The following was clipped from a copy of Merck’s Report, April, 1899, a druggists’ paper published in New York city:—
A PATENT-MEDICINE ADVERTISEMENT CONTAINS UNAUTHORIZED
ENDORSEMENTS.
“Fully a score of East-side druggists are up in arms over the unauthorized use of their names in a full-page newspaper advertisement of a widely-known specific. This advertisement appeared recently in certain New York daily papers, and retail druggists who have made it a rule of their business never to recommend any particular proprietary article, found themselves quoted in unqualified laudation of the article so liberally advertised. The names and addresses of the druggists were given in full, and when several of the men quoted conferred together they found that the most barefaced misrepresentation had been resorted to.
“One of the pharmacists thus misrepresented, happened to be Sidney Faber, the secretary of the Board of Pharmacy. He was not selling this particular specific, and had never said a word for or against it, nevertheless, six or eight lines of endorsement of the article were directly attributed to him. He called on some of his druggist neighbors whose names he saw in the advertisement, and ascertained that they, too, had been falsely and unwarrantably quoted. Mr. Faber promptly wrote to the proprietors of the specific in question, and denounced the published endorsements bearing his name, as a forgery. His indignation was by no means appeased when he received a letter from the proprietary concern, couched in the following language: ‘We regret to learn that you have been annoyed by any statements that have appeared in New York city papers. We will forward your letter to them.’

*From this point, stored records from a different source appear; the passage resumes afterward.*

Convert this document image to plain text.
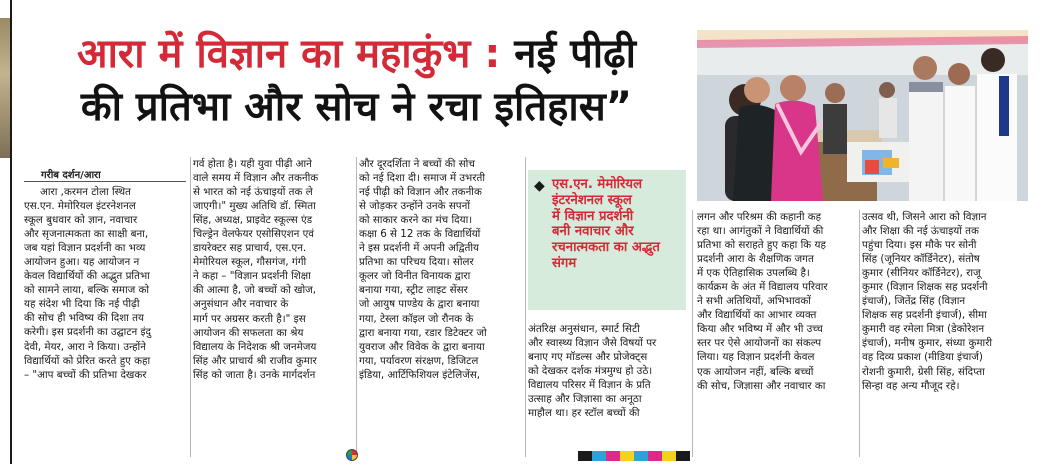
आरा में विज्ञान का महाकुंभ : नई पीढ़ी
की प्रतिभा और सोच ने रचा इतिहास”
गरीब दर्शन/आरा

आरा ,करमन टोला स्थित

एस.एन. मेमोरियल इंटरनेशनल

स्कूल बुधवार को ज्ञान, नवाचार

और सृजनात्मकता का साक्षी बना,

जब यहां विज्ञान प्रदर्शनी का भव्य

आयोजन हुआ। यह आयोजन न

केवल विद्यार्थियों की अद्भुत प्रतिभा

को सामने लाया, बल्कि समाज को

यह संदेश भी दिया कि नई पीढ़ी

की सोच ही भविष्य की दिशा तय

करेगी। इस प्रदर्शनी का उद्घाटन इंदु

देवी, मेयर, आरा ने किया। उन्होंने

विद्यार्थियों को प्रेरित करते हुए कहा

– "आप बच्चों की प्रतिभा देखकर

गर्व होता है। यही युवा पीढ़ी आने

वाले समय में विज्ञान और तकनीक

से भारत को नई ऊंचाइयों तक ले

जाएगी।" मुख्य अतिथि डॉ. स्मिता

सिंह, अध्यक्ष, प्राइवेट स्कूल्स एंड

चिल्ड्रेन वेलफेयर एसोसिएशन एवं

डायरेक्टर सह प्राचार्य, एस.एन.

मेमोरियल स्कूल, गौसगंज, गंगी

ने कहा – "विज्ञान प्रदर्शनी शिक्षा

की आत्मा है, जो बच्चों को खोज,

अनुसंधान और नवाचार के

मार्ग पर अग्रसर करती है।" इस

आयोजन की सफलता का श्रेय

विद्यालय के निदेशक श्री जनमेजय

सिंह और प्राचार्य श्री राजीव कुमार

सिंह को जाता है। उनके मार्गदर्शन

और दूरदर्शिता ने बच्चों की सोच

को नई दिशा दी। समाज में उभरती

नई पीढ़ी को विज्ञान और तकनीक

से जोड़कर उन्होंने उनके सपनों

को साकार करने का मंच दिया।

कक्षा 6 से 12 तक के विद्यार्थियों

ने इस प्रदर्शनी में अपनी अद्वितीय

प्रतिभा का परिचय दिया। सोलर

कूलर जो विनीत विनायक द्वारा

बनाया गया, स्ट्रीट लाइट सेंसर

जो आयुष पाण्डेय के द्वारा बनाया

गया, टेस्ला कॉइल जो रौनक के

द्वारा बनाया गया, रडार डिटेक्टर जो

युवराज और विवेक के द्वारा बनाया

गया, पर्यावरण संरक्षण, डिजिटल

इंडिया, आर्टिफिशियल इंटेलिजेंस,

◆ एस.एन. मेमोरियल

इंटरनेशनल स्कूल

में विज्ञान प्रदर्शनी

बनी नवाचार और

रचनात्मकता का अद्भुत

संगम

अंतरिक्ष अनुसंधान, स्मार्ट सिटी

और स्वास्थ्य विज्ञान जैसे विषयों पर

बनाए गए मॉडल्स और प्रोजेक्ट्स

को देखकर दर्शक मंत्रमुग्ध हो उठे।

विद्यालय परिसर में विज्ञान के प्रति

उत्साह और जिज्ञासा का अनूठा

माहौल था। हर स्टॉल बच्चों की

लगन और परिश्रम की कहानी कह

रहा था। आगंतुकों ने विद्यार्थियों की

प्रतिभा को सराहते हुए कहा कि यह

प्रदर्शनी आरा के शैक्षणिक जगत

में एक ऐतिहासिक उपलब्धि है।

कार्यक्रम के अंत में विद्यालय परिवार

ने सभी अतिथियों, अभिभावकों

और विद्यार्थियों का आभार व्यक्त

किया और भविष्य में और भी उच्च

स्तर पर ऐसे आयोजनों का संकल्प

लिया। यह विज्ञान प्रदर्शनी केवल

एक आयोजन नहीं, बल्कि बच्चों

की सोच, जिज्ञासा और नवाचार का

उत्सव थी, जिसने आरा को विज्ञान

और शिक्षा की नई ऊंचाइयों तक

पहुंचा दिया। इस मौके पर सोनी

सिंह (जूनियर कॉर्डिनेटर), संतोष

कुमार (सीनियर कॉर्डिनेटर), राजू

कुमार (विज्ञान शिक्षक सह प्रदर्शनी

इंचार्ज), जितेंद्र सिंह (विज्ञान

शिक्षक सह प्रदर्शनी इंचार्ज), सीमा

कुमारी वह रमेला मित्रा (डेकोरेशन

इंचार्ज), मनीष कुमार, संध्या कुमारी

वह दिव्य प्रकाश (मीडिया इंचार्ज)

रोशनी कुमारी, ग्रेसी सिंह, संदिप्ता

सिन्हा वह अन्य मौजूद रहे।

“Within the past few days several of the druggists whose names were used in this advertisement without authority, have been considering the advisability of taking legal proceedings in order to ascertain their rights in the matter. It is contrary to pharmaceutical ethics for a pharmacist to specially endorse any proprietary article, or patent medicine. Some of the offended druggists propose to contribute to a fund for the purpose of publicly, and widely, advertising this unwarranted use of their names.”
When patent medicine advertisers would dare to resort to such a wholesale fraud as this, what may they be expected to refrain from?
As an illustration of how commendations from notable persons are sometimes obtained, the following is cited: In the winter of 1899, appeared an advertising picture of the lovely Christian lady from Denmark, the Countess Schimmelmann, who was spending some time in Chicago. Below her picture were the words:—
“Adeline, Countess Schimmelmann, whose portrait is here given, in a recent letter to the —— company, (mentioning proprietors of nostrum) speaks of friends of hers who have been benefited by —— (mentioning nostrum), and who first advised her to recommend it to her sick friends.
“The Countess, as is well known, is a prominent member of the Danish court. Her coming to this country has been much talked of. Her real object is one of charity. She is stopping in Chicago, and from there writes her straightforward endorsement of —— (mentioning nostrum).”